Read more in Take The Lead on women in finance.
Catalyst reports, “The Grant Thornton International Business Report reveals that women held 18 percent of global CFO roles in 2014. That same year, women held 25 percent of senior-management roles in the global Financial Services industry.” Another study shows, “In 2016, 79 percent of women working in hedge funds, private equity, and venture capital, investments, or private real estate funds stated that their gender made success as a fund manager more difficult.”
More specifically, in the niche of pensions and investments, a gender gap in leadership exists.
“Pensions & Investments’ special report on the gender gap in institutional investing found that only 9.1 percent of the CEOs and 6 percent of the chief investment officers of the largest institutional U.S. money managers were women as of Dec. 31, 2016, according to our most recent money manager survey. While the percentage of female CEOs has risen from 8.5 percent in 2011, the percentage of women in the CIO role dropped from 7.5 percent,” Pensions & Investments report in 2018.
The gap is contradicted by the outcomes of assets when managed by women.
“There is evidence from Morningstar, released in March, that funds with higher concentrations of female managers did better than funds run exclusively by men or by mixed gender groups and concluded ‘the low participation rate of women in the industry is not justified by performance,'” Pensions & Investments reports.

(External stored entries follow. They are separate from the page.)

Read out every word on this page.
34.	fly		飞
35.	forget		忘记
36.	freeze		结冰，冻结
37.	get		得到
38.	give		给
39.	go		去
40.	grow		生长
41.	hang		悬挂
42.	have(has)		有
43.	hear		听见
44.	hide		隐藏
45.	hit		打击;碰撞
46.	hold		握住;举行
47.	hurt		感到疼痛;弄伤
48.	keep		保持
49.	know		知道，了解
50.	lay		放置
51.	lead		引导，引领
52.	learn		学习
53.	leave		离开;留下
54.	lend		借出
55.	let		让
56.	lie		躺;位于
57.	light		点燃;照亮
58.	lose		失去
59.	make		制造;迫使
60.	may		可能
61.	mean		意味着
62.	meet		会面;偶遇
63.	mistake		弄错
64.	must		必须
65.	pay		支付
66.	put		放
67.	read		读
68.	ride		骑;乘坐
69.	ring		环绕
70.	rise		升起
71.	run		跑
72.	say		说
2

Read more in Take The Lead on 50 Women Can Change The World in Finance.
“I still think it’s hard as a woman in this business,” Yanez says.
But her background growing up playing soccer, volleyball, skiing and golf as well as having a brother “has helped with the barriers,” she says.

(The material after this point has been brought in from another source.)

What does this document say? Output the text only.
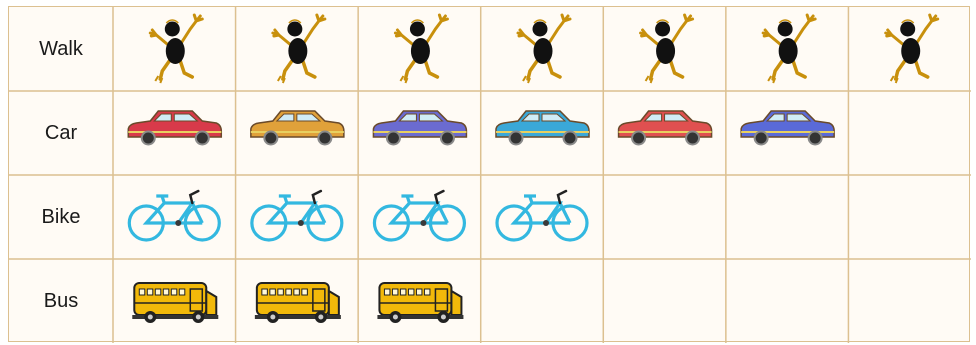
Walk
Car
Bike
Bus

Her management approach as a mentor is styled from someone whose wisdom she admires, the late John Wooden, legendary basketball coach at University of California-Los Angeles who died in 2010 at the age of 100.

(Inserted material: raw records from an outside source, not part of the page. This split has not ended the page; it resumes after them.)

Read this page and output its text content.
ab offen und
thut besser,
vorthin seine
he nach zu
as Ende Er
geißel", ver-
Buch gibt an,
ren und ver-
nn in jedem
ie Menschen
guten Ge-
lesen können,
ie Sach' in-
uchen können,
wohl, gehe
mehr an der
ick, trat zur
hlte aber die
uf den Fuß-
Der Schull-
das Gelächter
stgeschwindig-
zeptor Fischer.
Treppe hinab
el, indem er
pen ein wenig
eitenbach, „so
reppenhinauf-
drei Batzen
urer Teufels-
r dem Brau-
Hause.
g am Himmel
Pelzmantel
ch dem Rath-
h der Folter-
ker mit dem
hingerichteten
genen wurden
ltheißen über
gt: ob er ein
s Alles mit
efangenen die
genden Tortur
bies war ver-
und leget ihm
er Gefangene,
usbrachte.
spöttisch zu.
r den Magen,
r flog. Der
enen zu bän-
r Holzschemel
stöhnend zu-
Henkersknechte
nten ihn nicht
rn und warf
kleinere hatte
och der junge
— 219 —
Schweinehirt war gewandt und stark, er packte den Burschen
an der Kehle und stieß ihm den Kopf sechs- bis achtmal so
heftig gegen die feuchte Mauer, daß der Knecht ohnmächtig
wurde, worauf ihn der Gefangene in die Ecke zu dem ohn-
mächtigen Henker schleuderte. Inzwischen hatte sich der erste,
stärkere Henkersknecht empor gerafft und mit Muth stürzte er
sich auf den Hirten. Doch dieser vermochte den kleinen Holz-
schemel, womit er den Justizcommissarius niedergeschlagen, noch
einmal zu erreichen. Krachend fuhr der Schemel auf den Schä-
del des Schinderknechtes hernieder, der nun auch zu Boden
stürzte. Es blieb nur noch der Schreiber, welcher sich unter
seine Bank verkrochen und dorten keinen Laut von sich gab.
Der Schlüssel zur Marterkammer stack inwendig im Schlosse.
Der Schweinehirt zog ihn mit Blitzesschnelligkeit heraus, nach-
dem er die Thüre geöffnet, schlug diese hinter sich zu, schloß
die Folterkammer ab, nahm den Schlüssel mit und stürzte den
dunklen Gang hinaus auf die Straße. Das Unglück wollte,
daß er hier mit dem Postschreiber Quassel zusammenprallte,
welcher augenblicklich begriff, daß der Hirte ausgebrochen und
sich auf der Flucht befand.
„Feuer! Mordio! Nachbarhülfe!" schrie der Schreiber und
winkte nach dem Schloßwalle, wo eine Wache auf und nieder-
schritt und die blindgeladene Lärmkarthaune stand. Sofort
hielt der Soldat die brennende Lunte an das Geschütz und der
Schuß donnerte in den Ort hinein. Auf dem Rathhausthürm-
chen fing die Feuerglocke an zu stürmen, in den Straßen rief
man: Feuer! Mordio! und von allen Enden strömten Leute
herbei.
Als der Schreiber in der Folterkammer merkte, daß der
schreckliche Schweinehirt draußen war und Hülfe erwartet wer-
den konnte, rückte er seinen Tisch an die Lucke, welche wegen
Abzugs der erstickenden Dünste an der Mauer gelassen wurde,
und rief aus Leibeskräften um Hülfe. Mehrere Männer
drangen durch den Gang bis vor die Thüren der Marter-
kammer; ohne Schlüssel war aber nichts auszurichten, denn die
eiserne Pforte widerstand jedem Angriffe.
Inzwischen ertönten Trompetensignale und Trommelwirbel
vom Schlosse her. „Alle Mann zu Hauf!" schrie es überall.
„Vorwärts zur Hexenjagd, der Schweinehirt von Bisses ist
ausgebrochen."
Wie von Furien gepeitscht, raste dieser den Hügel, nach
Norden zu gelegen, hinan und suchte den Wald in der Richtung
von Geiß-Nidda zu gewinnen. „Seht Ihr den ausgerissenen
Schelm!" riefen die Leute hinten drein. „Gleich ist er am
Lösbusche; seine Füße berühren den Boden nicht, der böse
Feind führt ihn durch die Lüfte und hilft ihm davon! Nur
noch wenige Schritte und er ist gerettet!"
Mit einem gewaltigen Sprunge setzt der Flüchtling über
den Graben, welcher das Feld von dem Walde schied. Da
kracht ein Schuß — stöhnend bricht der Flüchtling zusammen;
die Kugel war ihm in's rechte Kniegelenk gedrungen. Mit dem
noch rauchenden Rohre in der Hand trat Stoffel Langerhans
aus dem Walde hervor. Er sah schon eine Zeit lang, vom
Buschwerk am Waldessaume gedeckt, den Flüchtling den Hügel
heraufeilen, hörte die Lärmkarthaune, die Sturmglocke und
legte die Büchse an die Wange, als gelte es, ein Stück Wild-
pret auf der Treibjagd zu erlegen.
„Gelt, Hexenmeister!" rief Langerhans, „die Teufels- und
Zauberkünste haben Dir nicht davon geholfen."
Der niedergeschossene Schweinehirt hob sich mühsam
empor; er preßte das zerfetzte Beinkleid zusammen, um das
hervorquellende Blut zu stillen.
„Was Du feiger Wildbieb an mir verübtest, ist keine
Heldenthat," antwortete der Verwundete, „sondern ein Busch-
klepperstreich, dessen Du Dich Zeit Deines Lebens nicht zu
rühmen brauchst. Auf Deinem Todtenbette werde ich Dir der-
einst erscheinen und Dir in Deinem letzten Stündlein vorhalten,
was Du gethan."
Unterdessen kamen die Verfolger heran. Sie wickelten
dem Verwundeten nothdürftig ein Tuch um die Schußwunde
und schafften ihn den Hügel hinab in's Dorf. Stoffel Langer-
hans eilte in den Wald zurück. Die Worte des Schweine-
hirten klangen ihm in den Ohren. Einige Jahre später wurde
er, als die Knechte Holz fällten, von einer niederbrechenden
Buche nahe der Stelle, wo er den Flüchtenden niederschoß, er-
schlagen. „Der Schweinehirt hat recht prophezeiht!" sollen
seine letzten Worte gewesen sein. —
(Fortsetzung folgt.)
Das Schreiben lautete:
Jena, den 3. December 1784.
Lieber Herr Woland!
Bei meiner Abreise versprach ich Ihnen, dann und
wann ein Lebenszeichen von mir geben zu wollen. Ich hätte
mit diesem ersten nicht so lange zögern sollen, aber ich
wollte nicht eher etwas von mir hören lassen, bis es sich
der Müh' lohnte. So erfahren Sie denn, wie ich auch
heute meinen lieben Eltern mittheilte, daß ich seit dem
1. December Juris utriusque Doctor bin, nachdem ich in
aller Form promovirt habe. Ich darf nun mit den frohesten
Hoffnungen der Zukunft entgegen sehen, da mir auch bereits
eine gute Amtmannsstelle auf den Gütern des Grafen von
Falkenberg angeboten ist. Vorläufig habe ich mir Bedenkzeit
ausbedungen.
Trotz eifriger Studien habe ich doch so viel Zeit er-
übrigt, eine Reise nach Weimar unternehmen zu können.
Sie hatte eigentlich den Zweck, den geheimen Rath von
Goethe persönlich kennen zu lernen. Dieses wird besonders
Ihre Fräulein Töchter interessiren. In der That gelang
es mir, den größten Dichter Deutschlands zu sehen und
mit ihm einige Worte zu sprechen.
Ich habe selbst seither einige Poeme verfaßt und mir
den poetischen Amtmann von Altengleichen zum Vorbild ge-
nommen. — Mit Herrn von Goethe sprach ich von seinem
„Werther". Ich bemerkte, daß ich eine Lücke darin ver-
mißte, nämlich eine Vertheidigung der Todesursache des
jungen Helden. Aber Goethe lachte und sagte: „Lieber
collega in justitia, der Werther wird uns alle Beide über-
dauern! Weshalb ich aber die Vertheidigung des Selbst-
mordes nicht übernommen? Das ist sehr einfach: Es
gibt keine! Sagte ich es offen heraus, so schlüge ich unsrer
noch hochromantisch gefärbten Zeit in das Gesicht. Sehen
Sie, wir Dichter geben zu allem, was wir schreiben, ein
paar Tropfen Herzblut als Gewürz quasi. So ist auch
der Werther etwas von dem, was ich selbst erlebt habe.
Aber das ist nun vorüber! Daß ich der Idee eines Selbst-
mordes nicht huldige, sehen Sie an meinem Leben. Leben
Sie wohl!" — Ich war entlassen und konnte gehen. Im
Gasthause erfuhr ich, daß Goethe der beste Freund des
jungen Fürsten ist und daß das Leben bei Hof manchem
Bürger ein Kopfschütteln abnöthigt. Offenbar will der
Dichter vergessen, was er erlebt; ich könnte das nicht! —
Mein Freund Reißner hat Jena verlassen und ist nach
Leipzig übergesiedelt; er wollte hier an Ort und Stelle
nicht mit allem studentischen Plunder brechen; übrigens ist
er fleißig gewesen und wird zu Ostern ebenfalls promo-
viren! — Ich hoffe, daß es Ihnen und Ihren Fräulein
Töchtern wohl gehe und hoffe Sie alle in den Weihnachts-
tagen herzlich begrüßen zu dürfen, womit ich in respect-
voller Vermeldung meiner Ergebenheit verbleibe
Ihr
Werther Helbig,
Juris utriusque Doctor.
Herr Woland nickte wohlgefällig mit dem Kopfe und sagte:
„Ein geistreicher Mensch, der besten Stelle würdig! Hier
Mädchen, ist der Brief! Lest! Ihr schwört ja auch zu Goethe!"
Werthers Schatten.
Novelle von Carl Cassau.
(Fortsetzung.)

“His advice was practical leadership,” she says.
Managing the Chicago office, Yanez says, “I give guidance and see where people struggle. You have to manage the person and look at them individually. I have learned to be clear and detailed.” She adds, “You also have to believe in the product, the people and the mission.”
As for a difference in clients whether they are male or female, Yanez says she asks the same questions of what they see for the future. “Whether male or female, they are all striving to retire with dignity,” Yanez says.
Read more in Take The Lead on women in investments.
Still, for clients and individuals, data shows a retirement gap is gendered.
“In a 2016 study, The National Institute on Retirement Security (NIRS) concluded that women are far more likely than men to face financial hardship in retirement,” according to Forbes.
“According to the Social Security Administration, more years in retirement means women have a greater chance of exhausting other sources of income, making them more dependent on Social Security. Though Social Security’s cost-of-living protections (which are adjusted annually for inflation) help women, the lifetime earnings gap between men and women often results in lower benefits,” writes Marguerite Cheng in Forbes.
“In this industry, the issue is what you don’t know. Laws are always changing. I am always cautious about the advice I give and you always have to be asking yourself questions,” Yanez says. “It is all about how you apply specific provisions and do plan design.”
Leading in an office that is majority female, Yanez says she mentors a lot of young women and men, and some have gone on to be very successful.
“I’m always surprised that what you say is interpreted in so many different ways,” she says. “I am listening all the time.”